Electronic diaries could lead to $4k fines for minor rest breaches, ATA warns

A minor error could have major consequences for truck drivers using electronic work diaries

Electronic diaries could lead to $4k fines for minor rest breaches, ATA warns
Australian Trucking Association CEO Chris Melham.


Time tolerances to be granted to truck drivers using highly-accurate electronic work diaries (EWD) should be reviewed after two years, the Australian Trucking Association says.

The proposal is one of the recommendations the ATA has put to a Queensland parliamentary inquiry into the Heavy Vehicle National Law Amendment Bill.

While the ATA backs the Bill, ATA CEO Chris Melham believes the treatment of small breaches of work and rest rules for electronic diaries has not been properly considered.

Drivers are currently required to fill out written work diaries and they are required to round time periods to the nearest 15 minutes.

"The electronic diaries that would be approved under this Bill would replace the need for written work diaries, potentially offering a considerable reduction in the red tape burden faced by operators and drivers," Melham says.

"These systems would automatically round to the nearest one minute interval, with a maximum work time tolerance of eight minutes in a 24-hour period.

"There would be no tolerance for errors in rest times."

The ATA believes these differences will create a two-tiered regulatory system, with EWD users facing a significantly tighter regulatory regime than those using written work diaries.

"As a result, we expect that many operators and drivers would decide to continue using the written diaries, despite potential red tape savings," Melham says.

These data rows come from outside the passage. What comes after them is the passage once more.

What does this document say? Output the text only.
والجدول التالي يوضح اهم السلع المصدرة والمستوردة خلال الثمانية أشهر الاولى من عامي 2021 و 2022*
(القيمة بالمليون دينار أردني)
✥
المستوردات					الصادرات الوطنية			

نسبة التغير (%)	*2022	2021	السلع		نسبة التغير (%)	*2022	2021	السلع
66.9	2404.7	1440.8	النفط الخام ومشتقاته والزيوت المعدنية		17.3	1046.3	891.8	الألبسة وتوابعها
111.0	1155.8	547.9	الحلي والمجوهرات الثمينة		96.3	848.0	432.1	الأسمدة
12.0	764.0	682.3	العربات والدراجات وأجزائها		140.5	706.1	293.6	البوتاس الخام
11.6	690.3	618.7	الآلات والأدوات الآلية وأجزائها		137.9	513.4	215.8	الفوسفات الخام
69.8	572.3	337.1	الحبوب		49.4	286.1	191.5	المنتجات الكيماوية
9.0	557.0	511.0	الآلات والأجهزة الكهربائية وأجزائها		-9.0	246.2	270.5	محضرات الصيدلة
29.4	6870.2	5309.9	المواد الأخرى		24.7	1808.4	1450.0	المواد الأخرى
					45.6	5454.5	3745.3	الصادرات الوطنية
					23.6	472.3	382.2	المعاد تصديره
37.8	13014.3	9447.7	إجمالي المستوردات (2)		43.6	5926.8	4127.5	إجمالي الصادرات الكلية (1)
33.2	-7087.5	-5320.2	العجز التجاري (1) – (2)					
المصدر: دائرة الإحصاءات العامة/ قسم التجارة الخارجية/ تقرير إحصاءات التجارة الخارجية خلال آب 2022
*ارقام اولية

South Australia Road Transport Association (SARTA) executive director Steve Shearer raised these concerns last year and that industry support for the devices was at risk of falling away because of the issue.

The ATA says the ideal approach is to make amendments to address the industry’s concerns, or for governments to commit to a National Transport Commission (NTC) recommendation to review the measure.

"Alternatively, the NTC’s recommended two-year review of the tolerances should be locked in to the NTC work program and NHVR corporate plans now," Melham says.

The ATA’s submission to the parliamentary inquiry uses a real-world work example to demonstrate the differences in the diary systems.

In thee example, a driver takes an early rest break to have a nap but rests for 29 minutes instead of 30 minutes.

This minor error will disappear in a written work diary, as the driver will round the break up to 30 minutes.

However, an EWD will record every minute of discrepancy and will expose the driver to a maximum penalty of $4,100 unless an extra 15 minute work break is taken.

The submission also reiterates the ATA’s call for electronic diaries use to be on a voluntary basis only.

"Although EWDs could offer great advantages for some businesses, installing them would be an unnecessary cost for small operators or those who don’t currently fall under work diary requirements," Melham says.

"In the ATA’s view, the only situation where EWDs should be mandatory is where a court orders an operator to install them after convicting the operator of an offence."

The Bill, introduced on May 19, aims to change provisions in the HVNL to allow the use of EWDs, revise penalties to ensure consistency and equity and reduce administrative requirements on the National Heavy Vehicle Regulator (NHVR), along with addressing technical issues.